The division of assets in a divorce can be extremely complex and take a toll on both parties over time. With a wide array of elements to be considered in a marital property division settlement, the importance of due diligence and proper professional guidance cannot be stressed enough. Texas couples facing a divorce should understand some of the key ways that they can avoid losing out on valuable portions of their assets.

Some common assets requiring division

From which spouse gets the special crystal vase to which spouse gets the house, the myriad of assets about which to make decisions can be overwhelming and can even be overlooked if you are not careful. Some examples of assets not always top of mind to some spouses but that do require division include:

  • Pension funds or retirement accounts
  • Investment real estate
  • Vacation properties
  • Family business or interest in a business
  • Stocks or other investments

Each of these types of assets will require appropriate valuation that will then be used to determine the ultimate divorce settlement based upon Texas's community property laws.

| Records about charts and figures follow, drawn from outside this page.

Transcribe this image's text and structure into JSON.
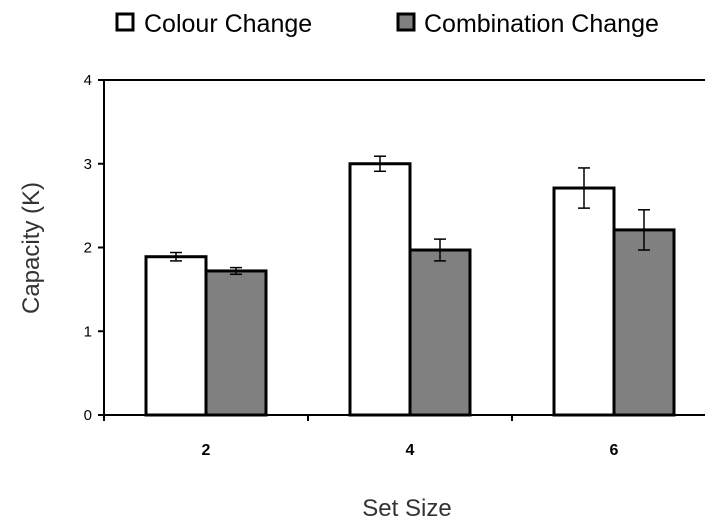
{
  "chart_data": {
    "type": "bar",
    "categories": [
      "2",
      "4",
      "6"
    ],
    "series": [
      {
        "name": "Colour Change",
        "values": [
          1.89,
          3.0,
          2.71
        ],
        "errors": [
          0.05,
          0.09,
          0.24
        ],
        "color": "#ffffff"
      },
      {
        "name": "Combination Change",
        "values": [
          1.72,
          1.97,
          2.21
        ],
        "errors": [
          0.04,
          0.13,
          0.24
        ],
        "color": "#808080"
      }
    ],
    "xlabel": "Set Size",
    "ylabel": "Capacity (K)",
    "ylim": [
      0,
      4
    ],
    "yticks": [
      0,
      1,
      2,
      3,
      4
    ],
    "grid": false,
    "legend_position": "top"
  }
}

Let percentages be your guide

When you are involved in a complex property division settlement during a divorce, any marital asset which has a value that can fluctuate due to market conditions requires special care. All such items should be divided in terms of what percentage of the value each spouse is to receive. You should never identify divisions in terms of exact dollar amounts for an asset that can change in value.

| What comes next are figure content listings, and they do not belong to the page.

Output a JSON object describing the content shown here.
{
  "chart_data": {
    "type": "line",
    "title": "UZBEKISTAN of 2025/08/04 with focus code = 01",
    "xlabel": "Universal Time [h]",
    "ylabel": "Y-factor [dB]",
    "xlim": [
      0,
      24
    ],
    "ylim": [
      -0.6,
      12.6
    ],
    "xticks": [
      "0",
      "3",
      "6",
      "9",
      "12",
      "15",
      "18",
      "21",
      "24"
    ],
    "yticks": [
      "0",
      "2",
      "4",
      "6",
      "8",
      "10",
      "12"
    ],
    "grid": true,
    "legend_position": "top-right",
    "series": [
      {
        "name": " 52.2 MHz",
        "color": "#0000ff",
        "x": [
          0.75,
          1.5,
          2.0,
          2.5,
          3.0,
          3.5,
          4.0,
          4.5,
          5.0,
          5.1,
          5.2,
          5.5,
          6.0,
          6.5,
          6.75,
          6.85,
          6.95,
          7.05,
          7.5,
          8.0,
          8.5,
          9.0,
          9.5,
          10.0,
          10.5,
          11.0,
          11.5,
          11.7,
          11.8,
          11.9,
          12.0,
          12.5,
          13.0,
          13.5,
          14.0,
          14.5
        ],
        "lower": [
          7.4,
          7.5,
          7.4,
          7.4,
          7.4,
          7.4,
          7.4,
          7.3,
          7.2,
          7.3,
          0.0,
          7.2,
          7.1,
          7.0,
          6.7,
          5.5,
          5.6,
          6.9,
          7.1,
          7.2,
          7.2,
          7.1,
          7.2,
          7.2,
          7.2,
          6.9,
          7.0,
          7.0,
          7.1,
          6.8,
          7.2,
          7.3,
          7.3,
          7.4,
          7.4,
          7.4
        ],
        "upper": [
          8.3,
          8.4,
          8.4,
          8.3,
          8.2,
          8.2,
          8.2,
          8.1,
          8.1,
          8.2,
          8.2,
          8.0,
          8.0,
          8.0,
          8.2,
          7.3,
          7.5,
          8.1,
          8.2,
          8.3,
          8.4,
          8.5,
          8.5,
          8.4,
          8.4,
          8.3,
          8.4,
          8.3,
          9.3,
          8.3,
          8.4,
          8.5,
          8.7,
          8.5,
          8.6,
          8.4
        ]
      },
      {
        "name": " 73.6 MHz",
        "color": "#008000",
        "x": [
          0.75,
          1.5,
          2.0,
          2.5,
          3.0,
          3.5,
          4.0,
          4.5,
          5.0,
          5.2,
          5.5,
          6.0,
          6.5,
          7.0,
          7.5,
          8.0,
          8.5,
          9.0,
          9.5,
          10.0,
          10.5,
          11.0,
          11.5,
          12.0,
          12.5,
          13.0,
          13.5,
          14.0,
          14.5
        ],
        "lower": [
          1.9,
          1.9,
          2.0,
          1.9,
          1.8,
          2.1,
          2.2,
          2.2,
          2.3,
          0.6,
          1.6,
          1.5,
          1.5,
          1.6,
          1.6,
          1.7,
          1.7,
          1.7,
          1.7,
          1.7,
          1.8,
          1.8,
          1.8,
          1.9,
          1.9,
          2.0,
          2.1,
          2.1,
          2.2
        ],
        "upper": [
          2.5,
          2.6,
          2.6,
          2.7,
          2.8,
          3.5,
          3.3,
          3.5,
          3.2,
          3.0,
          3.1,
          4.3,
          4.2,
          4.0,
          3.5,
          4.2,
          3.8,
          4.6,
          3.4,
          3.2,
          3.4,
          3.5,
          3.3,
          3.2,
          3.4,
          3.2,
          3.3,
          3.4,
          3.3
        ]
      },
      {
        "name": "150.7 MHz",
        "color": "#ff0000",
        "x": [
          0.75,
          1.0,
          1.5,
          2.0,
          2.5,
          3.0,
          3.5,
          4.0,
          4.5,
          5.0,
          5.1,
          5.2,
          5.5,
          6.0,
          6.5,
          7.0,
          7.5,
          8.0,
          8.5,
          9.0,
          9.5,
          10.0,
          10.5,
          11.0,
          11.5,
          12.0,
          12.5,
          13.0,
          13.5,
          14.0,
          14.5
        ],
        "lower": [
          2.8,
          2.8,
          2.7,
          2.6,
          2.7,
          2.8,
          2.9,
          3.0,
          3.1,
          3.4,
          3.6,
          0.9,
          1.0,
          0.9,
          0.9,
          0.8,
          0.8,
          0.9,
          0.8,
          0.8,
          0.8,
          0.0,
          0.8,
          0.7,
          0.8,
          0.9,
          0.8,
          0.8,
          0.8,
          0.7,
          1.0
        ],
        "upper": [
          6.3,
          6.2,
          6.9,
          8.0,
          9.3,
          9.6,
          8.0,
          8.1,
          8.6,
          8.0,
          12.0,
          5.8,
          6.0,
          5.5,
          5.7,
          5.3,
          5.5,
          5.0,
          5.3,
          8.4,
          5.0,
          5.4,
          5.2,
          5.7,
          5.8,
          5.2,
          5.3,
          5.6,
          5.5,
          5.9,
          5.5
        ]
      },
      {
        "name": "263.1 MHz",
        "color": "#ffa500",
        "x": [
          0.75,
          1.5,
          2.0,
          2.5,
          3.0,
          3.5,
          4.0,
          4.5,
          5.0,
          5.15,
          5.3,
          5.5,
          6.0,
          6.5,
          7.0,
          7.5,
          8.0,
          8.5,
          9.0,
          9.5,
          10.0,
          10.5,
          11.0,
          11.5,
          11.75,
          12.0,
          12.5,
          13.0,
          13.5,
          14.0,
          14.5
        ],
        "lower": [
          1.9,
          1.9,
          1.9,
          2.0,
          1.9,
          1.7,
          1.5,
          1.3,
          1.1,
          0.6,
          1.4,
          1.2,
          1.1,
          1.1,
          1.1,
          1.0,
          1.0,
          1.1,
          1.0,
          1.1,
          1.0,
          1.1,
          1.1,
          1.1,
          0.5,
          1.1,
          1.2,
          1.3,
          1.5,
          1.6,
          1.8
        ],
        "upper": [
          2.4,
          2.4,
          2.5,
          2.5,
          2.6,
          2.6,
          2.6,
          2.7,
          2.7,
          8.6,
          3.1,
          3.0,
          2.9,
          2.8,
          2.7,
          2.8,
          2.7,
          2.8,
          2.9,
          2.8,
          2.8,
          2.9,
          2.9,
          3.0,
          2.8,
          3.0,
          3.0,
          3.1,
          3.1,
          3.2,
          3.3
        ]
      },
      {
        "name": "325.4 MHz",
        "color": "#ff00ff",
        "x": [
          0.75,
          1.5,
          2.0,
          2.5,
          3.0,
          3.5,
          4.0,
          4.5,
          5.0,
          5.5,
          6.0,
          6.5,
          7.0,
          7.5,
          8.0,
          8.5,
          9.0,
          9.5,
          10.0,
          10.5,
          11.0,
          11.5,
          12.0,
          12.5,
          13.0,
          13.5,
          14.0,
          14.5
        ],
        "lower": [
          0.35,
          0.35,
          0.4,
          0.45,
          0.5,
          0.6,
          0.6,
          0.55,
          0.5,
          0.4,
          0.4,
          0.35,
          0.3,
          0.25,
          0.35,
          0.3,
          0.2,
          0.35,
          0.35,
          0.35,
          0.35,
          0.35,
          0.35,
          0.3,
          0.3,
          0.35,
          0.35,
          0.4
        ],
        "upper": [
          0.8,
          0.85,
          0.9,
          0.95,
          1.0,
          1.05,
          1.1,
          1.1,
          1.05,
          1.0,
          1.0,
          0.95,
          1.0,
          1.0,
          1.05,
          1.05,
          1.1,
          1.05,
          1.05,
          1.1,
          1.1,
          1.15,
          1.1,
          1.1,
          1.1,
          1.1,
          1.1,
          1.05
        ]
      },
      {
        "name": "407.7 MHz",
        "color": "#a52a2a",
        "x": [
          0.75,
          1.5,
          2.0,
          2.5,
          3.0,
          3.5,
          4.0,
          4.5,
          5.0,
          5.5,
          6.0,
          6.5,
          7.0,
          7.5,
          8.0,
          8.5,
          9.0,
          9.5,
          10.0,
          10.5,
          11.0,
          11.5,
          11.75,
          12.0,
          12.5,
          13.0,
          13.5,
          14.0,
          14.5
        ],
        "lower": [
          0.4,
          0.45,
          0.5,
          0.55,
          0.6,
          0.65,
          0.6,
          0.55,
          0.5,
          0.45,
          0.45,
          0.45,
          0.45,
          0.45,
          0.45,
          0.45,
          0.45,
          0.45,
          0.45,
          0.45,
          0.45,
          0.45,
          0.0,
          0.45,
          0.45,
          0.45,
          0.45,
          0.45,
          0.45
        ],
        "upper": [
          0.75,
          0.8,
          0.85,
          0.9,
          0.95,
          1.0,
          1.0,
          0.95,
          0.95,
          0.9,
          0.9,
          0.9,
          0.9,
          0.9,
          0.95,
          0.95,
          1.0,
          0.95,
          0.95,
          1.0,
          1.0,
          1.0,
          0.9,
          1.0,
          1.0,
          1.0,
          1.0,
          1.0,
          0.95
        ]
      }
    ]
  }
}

Imagine that you have a retirement account and on the day you assess its value for purposes of your divorce settlement, it is valued at $200,000 and you and your spouse agree to each receive $100,000 from that account. It is quite possible that some time will elapse between the original date of valuation and the date that a funds transfer is made actually dividing the account.

During that time, the market could have suffered greatly and your originally $200,000 account is now worth only $100,000. You have a problem. Depending upon specific laws, it is highly possible that the original account owner would have to honor the agreement and pay the other spouse his or her originally intended $100,000. That means that the first spouse receives nothing from the investment.

If, however, the agreement was to split the account in half with no specification of dollar amounts, each party would receive $50,000 based upon the new valuation.

Seek proper guidance

Divorcing Texas couples, especially those with multiple financial assets, should always consult a professional family law attorney. Ensuring that you have the experience of someone who knows the nuances of the law is the best way to protect your interests and your assets.